Ligado ao Partido Democrata, pelo qual, com a oposição da mulher, teve uma efémera e mal sucedida carreira política (em 1962 candidatou-se, sem sucesso, à Câmara dos Representantes pela Pensilvânia, nas listas daquele partido), Michener sempre teve um vivo repúdio, típico da Guerra Fria, pelos regimes comunistas da Europa de Leste, sobre os quais escreveria livros de viagens (Pilgrimage: a Memoir of Poland and Rome, 1990) mas também romances de grande êxito, com destaque para Poland, de 1983, na altura proibido pelas autoridades polacas. A aversão era recíproca: em 1968, Michener não pôde dar uma conferência na Universidade de Caracas devido a ameaças de morte de grupos de estudantes comunistas, o que não impediria o FBI de Edgar Hoover de acumular um extenso dossier sobre as supostas actividades comunistas do escritor, como este refere nas suas memórias (ob. cit. p. 183). Sem ser, de modo algum comunista, Michener não hesitaria em criticar o sistema político norte-americano, designadamente o método de eleição do Presidente dos Estados Unidos, Presidential Lottery: The Reckless Game in Our Electoral System, de 1969, alvo de reedições em 2014 e em 2016 (Michener contaria a sua experiência como «grande eleitor» de Kennedy em Report of the County Chairman). E em Kent State: What Happened and Why, de 1971, debruçou-se sobre o tristemente célebre massacre ocorrido em Maio do ano anterior na Kent University, em Ohio. Nunca enveredou, porém, pelo antiamericanismo e, ao invés, foi até ao fim da vida um defensor das virtudes e valores de uma certa «americanidade» liberal-conservadora, presente nas suas obras de ficção como Chesapeake Bay ou Space ou em livros como This Noble Land.

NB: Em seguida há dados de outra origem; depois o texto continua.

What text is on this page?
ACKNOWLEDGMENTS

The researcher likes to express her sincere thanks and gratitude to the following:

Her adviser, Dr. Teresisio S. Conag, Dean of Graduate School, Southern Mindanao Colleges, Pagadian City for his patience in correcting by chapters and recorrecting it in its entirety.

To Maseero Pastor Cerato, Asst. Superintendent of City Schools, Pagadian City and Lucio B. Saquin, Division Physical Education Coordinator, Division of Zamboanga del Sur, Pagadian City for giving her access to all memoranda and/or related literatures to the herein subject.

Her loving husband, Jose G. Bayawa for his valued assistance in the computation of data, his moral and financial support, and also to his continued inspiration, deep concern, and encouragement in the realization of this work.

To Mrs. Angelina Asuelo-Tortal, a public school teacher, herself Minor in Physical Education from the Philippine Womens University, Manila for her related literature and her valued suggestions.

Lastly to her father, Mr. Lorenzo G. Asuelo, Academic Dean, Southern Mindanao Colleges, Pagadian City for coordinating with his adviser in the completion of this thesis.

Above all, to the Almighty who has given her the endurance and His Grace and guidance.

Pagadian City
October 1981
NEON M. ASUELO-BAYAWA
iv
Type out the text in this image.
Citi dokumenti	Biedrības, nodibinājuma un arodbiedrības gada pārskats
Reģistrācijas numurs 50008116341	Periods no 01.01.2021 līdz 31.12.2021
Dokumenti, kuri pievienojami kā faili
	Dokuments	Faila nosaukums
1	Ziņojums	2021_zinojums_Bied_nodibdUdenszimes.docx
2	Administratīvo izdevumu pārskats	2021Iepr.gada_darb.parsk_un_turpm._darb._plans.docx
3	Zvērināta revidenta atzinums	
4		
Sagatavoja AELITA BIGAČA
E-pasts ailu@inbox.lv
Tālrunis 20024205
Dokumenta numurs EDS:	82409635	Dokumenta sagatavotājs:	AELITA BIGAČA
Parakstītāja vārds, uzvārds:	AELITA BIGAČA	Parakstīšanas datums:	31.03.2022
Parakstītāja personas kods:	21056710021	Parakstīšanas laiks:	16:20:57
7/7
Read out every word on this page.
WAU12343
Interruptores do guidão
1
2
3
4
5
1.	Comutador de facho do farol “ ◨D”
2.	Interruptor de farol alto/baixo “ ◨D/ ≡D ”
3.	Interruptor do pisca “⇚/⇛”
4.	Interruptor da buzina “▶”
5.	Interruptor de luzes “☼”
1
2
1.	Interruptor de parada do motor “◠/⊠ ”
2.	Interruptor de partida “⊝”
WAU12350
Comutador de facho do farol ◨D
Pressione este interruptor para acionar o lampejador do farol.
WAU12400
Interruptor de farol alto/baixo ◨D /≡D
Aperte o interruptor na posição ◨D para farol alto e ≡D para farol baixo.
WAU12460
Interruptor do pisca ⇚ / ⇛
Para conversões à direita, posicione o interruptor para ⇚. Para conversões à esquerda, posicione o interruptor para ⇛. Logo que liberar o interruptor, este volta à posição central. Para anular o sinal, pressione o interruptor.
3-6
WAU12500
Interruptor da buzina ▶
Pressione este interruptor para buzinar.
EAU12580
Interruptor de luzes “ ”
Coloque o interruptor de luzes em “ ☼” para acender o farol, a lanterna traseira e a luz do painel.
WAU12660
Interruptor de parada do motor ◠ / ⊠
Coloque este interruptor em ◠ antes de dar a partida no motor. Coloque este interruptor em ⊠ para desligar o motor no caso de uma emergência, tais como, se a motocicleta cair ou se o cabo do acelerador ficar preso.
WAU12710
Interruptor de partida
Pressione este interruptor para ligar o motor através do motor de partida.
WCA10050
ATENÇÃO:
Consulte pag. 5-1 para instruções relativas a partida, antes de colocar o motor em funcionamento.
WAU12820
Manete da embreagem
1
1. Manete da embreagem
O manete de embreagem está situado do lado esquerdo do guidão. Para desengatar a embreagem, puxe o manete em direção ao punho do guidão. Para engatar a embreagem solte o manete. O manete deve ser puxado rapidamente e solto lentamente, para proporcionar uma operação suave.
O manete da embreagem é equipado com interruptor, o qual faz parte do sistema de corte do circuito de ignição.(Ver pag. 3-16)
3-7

My Vision of America, publicado um ano antes de morrer, e onde analisa questões como o racismo, o consumismo e o machismo, os sistemas educativos e de saúde, a crise da família, a distribuição de riqueza ou o papel da arte nas sociedade.
A
proximidade de Michener ao Extremo-Oriente ficou patente em obras como The Voice of Asia
(1951), resenha de crónicas de viagens
pelo Japão, Coreia, Hong Kong, Singapura, Paquistão, Índia, Tailândia, etc. Ao
Pacífico Sul dedicaria o livro Rascals in Paradise: True Tales of High Adventure in the South Pacific
(1957), redigido em co-autoria com o
professor da Universidade do Havai Arthur Grove Day (1904-1994).
Em
1959, ano em que publica o texto sobre Hokusai nas páginas da Reader’s Digest, James A. Michener dá à
estampa Hawaii,
livro vindo a lume exactamente na mesma altura em que aquele território se
tornava o 50º Estado da Federação norte-americana. Na investigação para essa
obra (Michener era um pesquisador laborioso para os seus livros) e durante a
sua escrita, o autor e a sua mulher, Mari, viveram no Havai uma larga temporada
e daí surgiu a ligação à Academia de Honolulu. O interesse pelas gravuras do
período Edo era, contudo, muito anterior e, segundo diz Michener nas suas
memórias, surgiu por uma casualidade, em data que não especifica, quando viu a
reprodução de uma bela paisagem nas páginas de uma revista, que julgou ser de
um autor chinês, tendo anotado o nome do artista, Hiroshige. «That introduction
started me on the way to meet some of the most congenial artist in world
history, a collection of men who in the eigheenth and the nineteenth centuries
would produce a wealth of rather small woodblock prints that have never been
excelled or even equaled: Masanobu, Harunobu, Kiyonaga, Utamaro, Sharaku, Hokusai
in more or les chronological order.» Acrescenta, com orgulho e exagero de
coleccionador: «I become such a devotee that I would in time own one of the
major private collections of their art, some six thousand prime examples.» (ob. cit. p. 111).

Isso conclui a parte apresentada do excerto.